As Wednesday wore on, a disturbing picture of the human and economic damage began to emerge. Spain has declared three days of national mourning.

Spanish Prime Minister warns people affected by floods to ‘keep their guard up’ – video

Prime Minister Pedro Sánchez said the entire country felt the pain of those who had lost their loved ones and urged people to take all possible precautions as torrential rains moved to the country’s northeast.

Defense Minister Margarita Robles said 1,000 members of the military emergency response unit had been deployed to assist regional emergency services. In a sign that more bodies could be stuck in mud and in homes, she also offered mobile morgues.

One man called RTVE to plead for news about his son, Leonardo Enrique Rivera, who went missing from his Fiat van after going to work as a delivery driver in the Valencian town of Riba-roja on Tuesday.

A man makes his way through the rubble in Letur. Photo: Susana Vera/Reuters

“I haven’t heard from him since 6:55 yesterday,” said Leonardo Enrique. “It was raining heavily and then I got a message that the van was flooded and had been hit by another vehicle.
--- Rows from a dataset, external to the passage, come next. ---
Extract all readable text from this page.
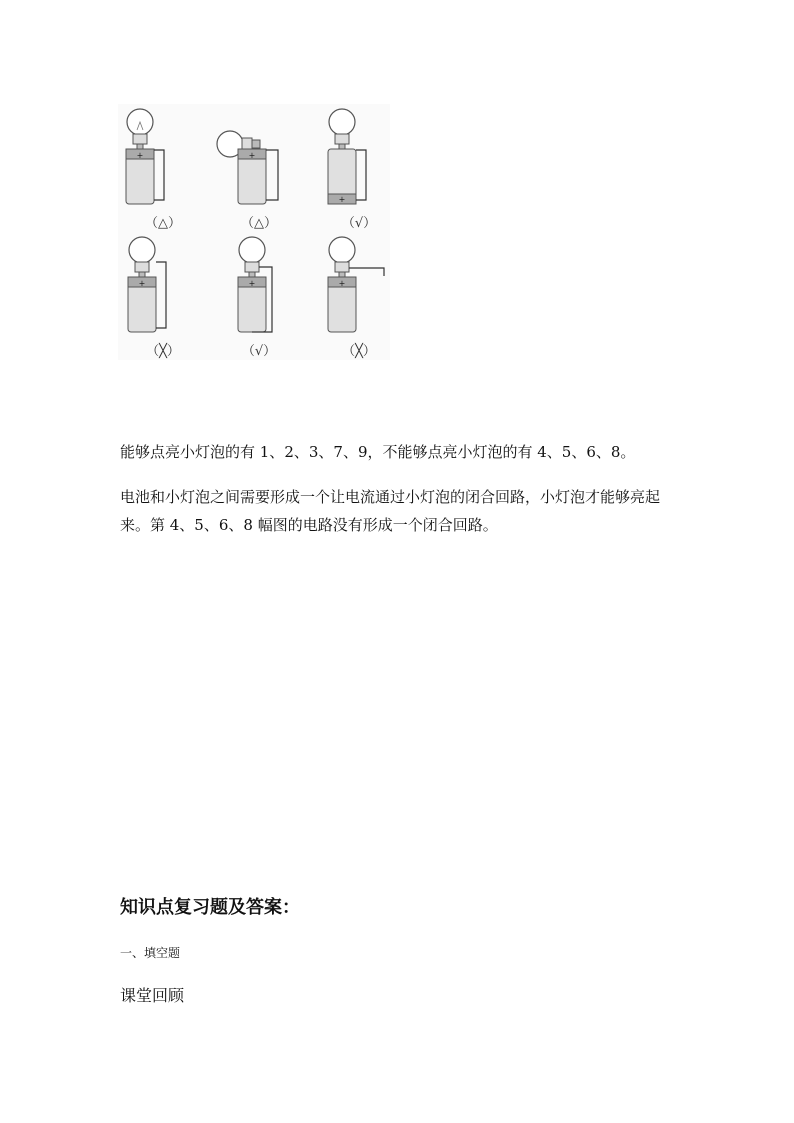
+
（△）
+
（△）
+
（√）
+
（╳）
+
（√）
+
（╳）
能够点亮小灯泡的有 1、2、3、7、9，不能够点亮小灯泡的有 4、5、6、8。
电池和小灯泡之间需要形成一个让电流通过小灯泡的闭合回路，小灯泡才能够亮起来。第 4、5、6、8 幅图的电路没有形成一个闭合回路。
知识点复习题及答案：
一、填空题
课堂回顾
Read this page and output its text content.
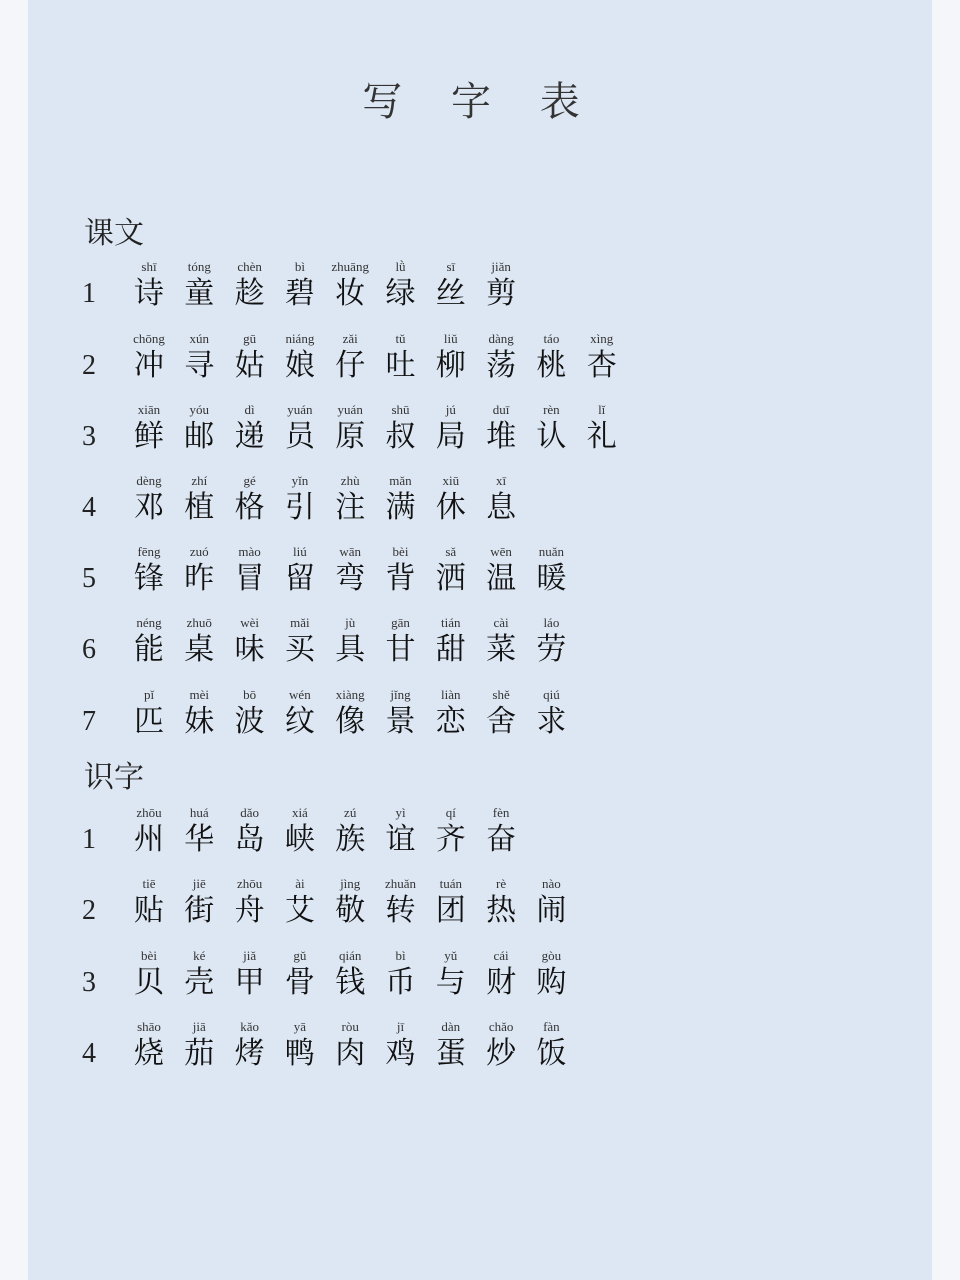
写 字 表
课文
1
shī
诗
tóng
童
chèn
趁
bì
碧
zhuāng
妆
lǜ
绿
sī
丝
jiǎn
剪
2
chōng
冲
xún
寻
gū
姑
niáng
娘
zǎi
仔
tǔ
吐
liǔ
柳
dàng
荡
táo
桃
xìng
杏
3
xiān
鲜
yóu
邮
dì
递
yuán
员
yuán
原
shū
叔
jú
局
duī
堆
rèn
认
lǐ
礼
4
dèng
邓
zhí
植
gé
格
yǐn
引
zhù
注
mǎn
满
xiū
休
xī
息
5
fēng
锋
zuó
昨
mào
冒
liú
留
wān
弯
bèi
背
sǎ
洒
wēn
温
nuǎn
暖
6
néng
能
zhuō
桌
wèi
味
mǎi
买
jù
具
gān
甘
tián
甜
cài
菜
láo
劳
7
pǐ
匹
mèi
妹
bō
波
wén
纹
xiàng
像
jǐng
景
liàn
恋
shě
舍
qiú
求
识字
1
zhōu
州
huá
华
dǎo
岛
xiá
峡
zú
族
yì
谊
qí
齐
fèn
奋
2
tiē
贴
jiē
街
zhōu
舟
ài
艾
jìng
敬
zhuǎn
转
tuán
团
rè
热
nào
闹
3
bèi
贝
ké
壳
jiǎ
甲
gǔ
骨
qián
钱
bì
币
yǔ
与
cái
财
gòu
购
4
shāo
烧
jiā
茄
kǎo
烤
yā
鸭
ròu
肉
jī
鸡
dàn
蛋
chǎo
炒
fàn
饭
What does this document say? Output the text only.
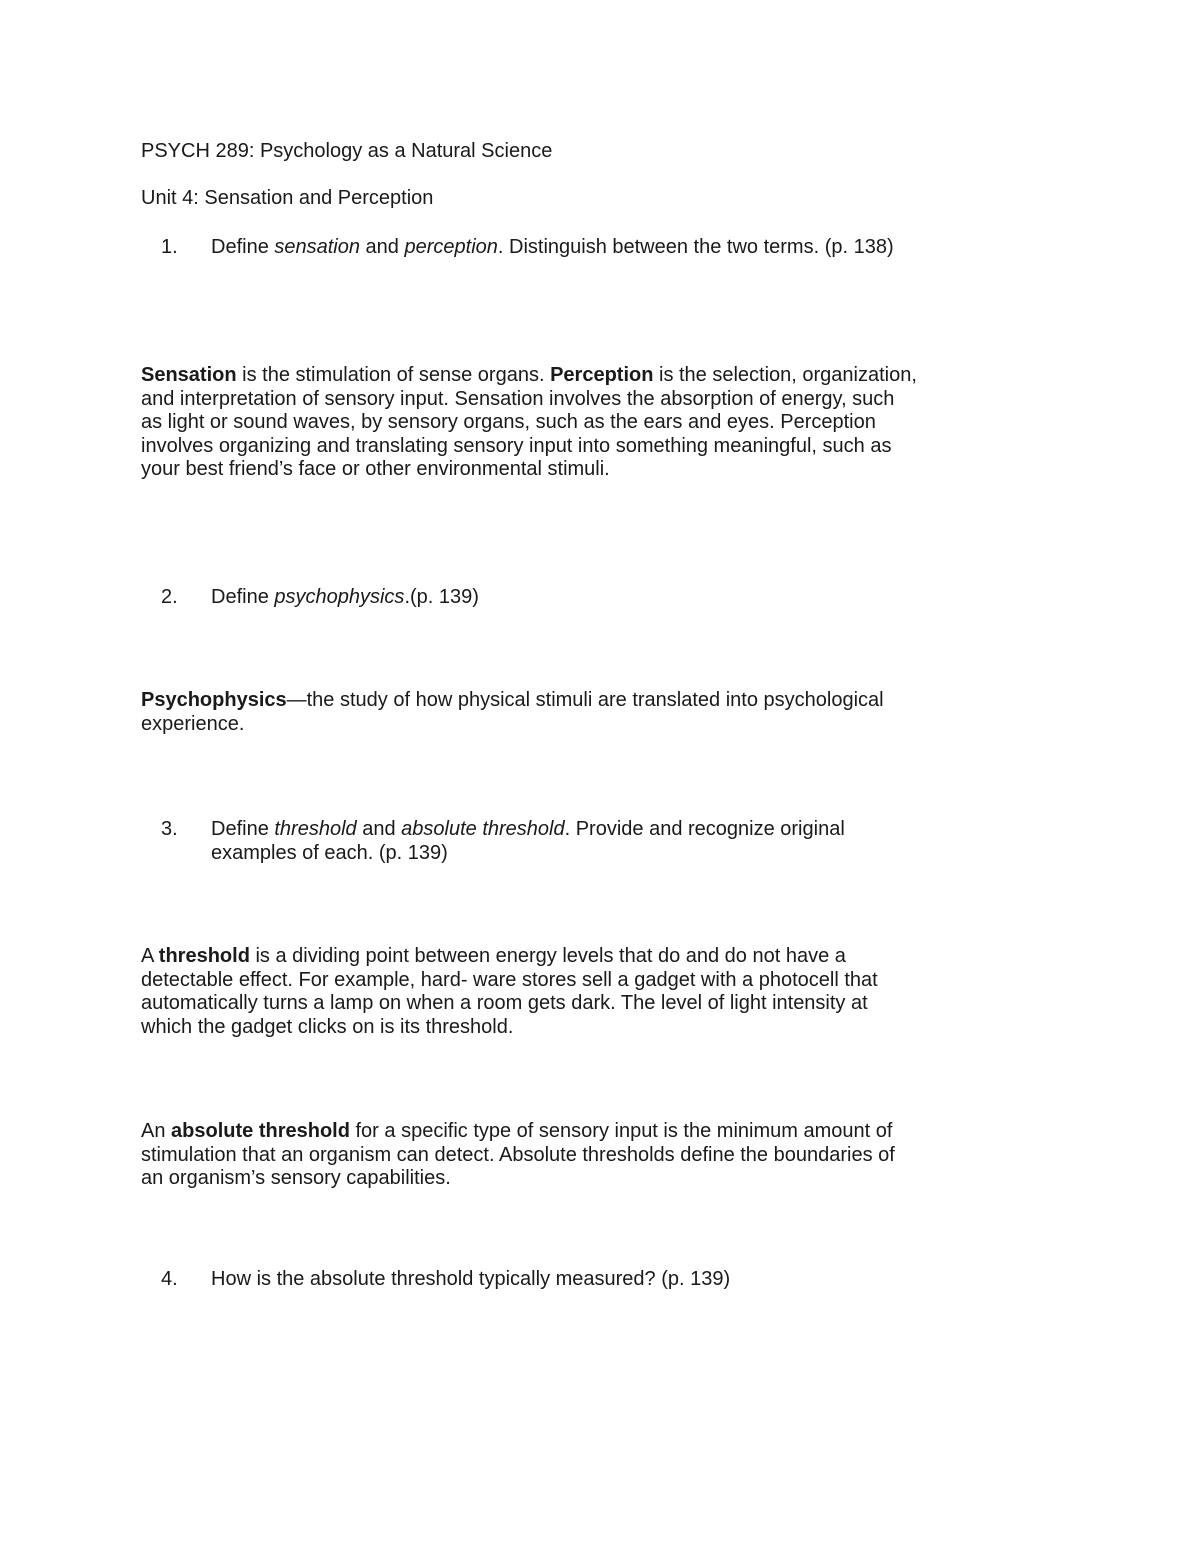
PSYCH 289: Psychology as a Natural Science

Unit 4: Sensation and Perception

1.	Define sensation and perception. Distinguish between the two terms. (p. 138)

Sensation is the stimulation of sense organs. Perception is the selection, organization, and interpretation of sensory input. Sensation involves the absorption of energy, such as light or sound waves, by sensory organs, such as the ears and eyes. Perception involves organizing and translating sensory input into something meaningful, such as your best friend’s face or other environmental stimuli.

2.	Define psychophysics.(p. 139)

Psychophysics—the study of how physical stimuli are translated into psychological experience.

3.	Define threshold and absolute threshold. Provide and recognize original examples of each. (p. 139)

A threshold is a dividing point between energy levels that do and do not have a detectable effect. For example, hard- ware stores sell a gadget with a photocell that automatically turns a lamp on when a room gets dark. The level of light intensity at which the gadget clicks on is its threshold.

An absolute threshold for a specific type of sensory input is the minimum amount of stimulation that an organism can detect. Absolute thresholds define the boundaries of an organism’s sensory capabilities.

4.	How is the absolute threshold typically measured? (p. 139)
That was the last I heard.”

Esther Gómez, a municipal councilor in Riba-roja, said workers were trapped overnight in an industrial estate “without a chance to rescue them” as rivers flooded. “It has been a long time since this happened and we are scared,” she told Agence France-Presse.

As the search for the dead continued, experts warned that the torrential rains and subsequent flooding were further evidence of the reality of the climate crisis.

“There is no doubt that these explosive rainfall events were amplified by climate change,” said Dr Friederike Otto, leader of global weather attribution at the Center for Environmental Policy, Imperial College London.

“With every fraction of a degree of warming from fossil fuels, the atmosphere can retain more moisture, leading to heavier rainfall. These deadly floods are yet another reminder of how dangerous climate change has become at just 1.3 degrees Celsius of warming. But last week the UN warned that we are on track to experience 3.1 degrees Celsius of warming by the end of the century.”

There were similar, albeit differently expressed, sentiments in Utiel on Wednesday. “Yesterday there was a man here with me, 73 years old, and he said he had never seen anything like it in all his years,” Remedios said. “Never.”